In the previous chapter we were forced to face the fact that on the one hand string theory, if it describes nature, is not weakly coupled. On the other hand, the very formulation of the theory that we have put forward is perturbative. We have described the quantum mechanics of single strings and given a prescription for calculating their interactions order by order in perturbation theory in a parameter gs. There is a parallel here to Feynman's early work on relativistic quantum theory: Feynman guessed a set of rules for computing the perturbative amplitudes of electrons. In that case, however, one already had a candidate for an underlying description: quantum electrodynamics. It was Dyson who clarified the connection. For Abelian theories a non-perturbative approach probably does not exist, but in the case of non-Abelian gauge theories it does. The field-theoretic formulation provides an understanding of the underlying symmetry principles and access to a treasure trove of theoretical information.
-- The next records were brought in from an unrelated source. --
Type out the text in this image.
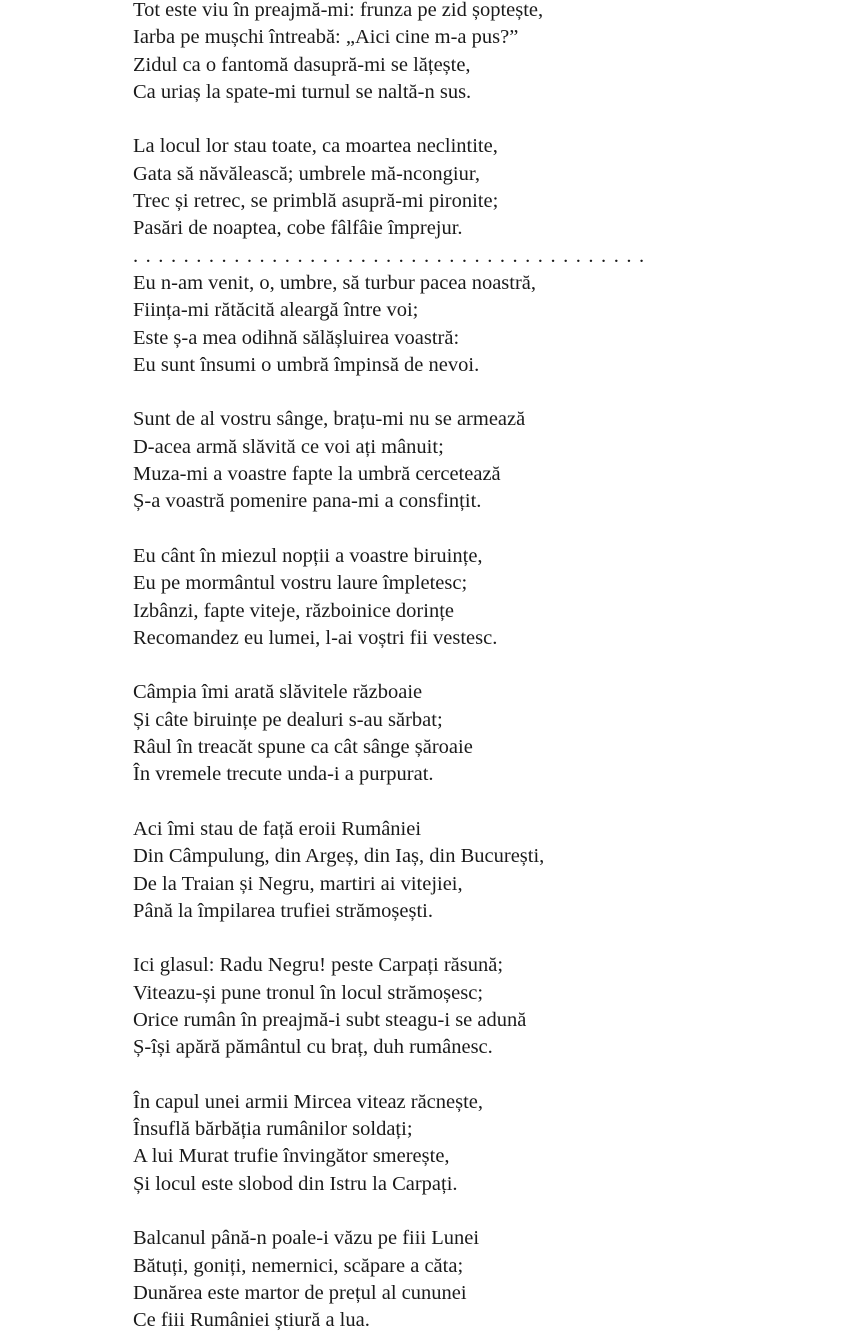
Tot este viu în preajmă-mi: frunza pe zid șoptește,
Iarba pe mușchi întreabă: „Aici cine m-a pus?”
Zidul ca o fantomă dasupră-mi se lățește,
Ca uriaș la spate-mi turnul se naltă-n sus.
La locul lor stau toate, ca moartea neclintite,
Gata să năvălească; umbrele mă-ncongiur,
Trec și retrec, se primblă asupră-mi pironite;
Pasări de noaptea, cobe fâlfâie împrejur.
. . . . . . . . . . . . . . . . . . . . . . . . . . . . . . . . . . . . . . . . .
Eu n-am venit, o, umbre, să turbur pacea noastră,
Ființa-mi rătăcită aleargă între voi;
Este ș-a mea odihnă sălășluirea voastră:
Eu sunt însumi o umbră împinsă de nevoi.
Sunt de al vostru sânge, brațu-mi nu se armează
D-acea armă slăvită ce voi ați mânuit;
Muza-mi a voastre fapte la umbră cercetează
Ș-a voastră pomenire pana-mi a consfințit.
Eu cânt în miezul nopții a voastre biruințe,
Eu pe mormântul vostru laure împletesc;
Izbânzi, fapte viteje, războinice dorințe
Recomandez eu lumei, l-ai voștri fii vestesc.
Câmpia îmi arată slăvitele războaie
Și câte biruințe pe dealuri s-au sărbat;
Râul în treacăt spune ca cât sânge șăroaie
În vremele trecute unda-i a purpurat.
Aci îmi stau de față eroii Rumâniei
Din Câmpulung, din Argeș, din Iaș, din București,
De la Traian și Negru, martiri ai vitejiei,
Până la împilarea trufiei strămoșești.
Ici glasul: Radu Negru! peste Carpați răsună;
Viteazu-și pune tronul în locul strămoșesc;
Orice rumân în preajmă-i subt steagu-i se adună
Ș-își apără pământul cu braț, duh rumânesc.
În capul unei armii Mircea viteaz răcnește,
Însuflă bărbăția rumânilor soldați;
A lui Murat trufie învingător smerește,
Și locul este slobod din Istru la Carpați.
Balcanul până-n poale-i văzu pe fiii Lunei
Bătuți, goniți, nemernici, scăpare a căta;
Dunărea este martor de prețul al cununei
Ce fiii Rumâniei știură a lua.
A string field theory would be a complicated object. The string fields themselves would be functionals of the classical two-dimensional fields which describe the string. The quantization of such fields is sometimes called the “third quantization.” Much effort has been devoted to writing down such a field theory. For open strings one can obtain relatively manageable expressions which reproduce string perturbation theory. For closed strings, infinite sets of contact interactions are required. But, quite apart from their cumbersome structure, there are reasons to suspect that this is not a useful formulation. There would seem to be, for example, vastly too many degrees of freedom. At one loop we have seen that the string amplitudes are to be integrated only over the fundamental region the moduli space. Naively, a field theory which simply describes all of the states of the string would have amplitudes integrated over the whole region, and the cosmological constant would be extremely divergent. The contact interaction terms mentioned above solve this problem but not in a very satisfying way.

Despite this, there has been great progress in understanding the non-perturbative aspects of the known string theories. Most strikingly, it is now known that all theories with 16 or more supersymmetries are the same. Many tools have been developed to study phenomena beyond string perturbation theory, especially D-branes and supersymmetry.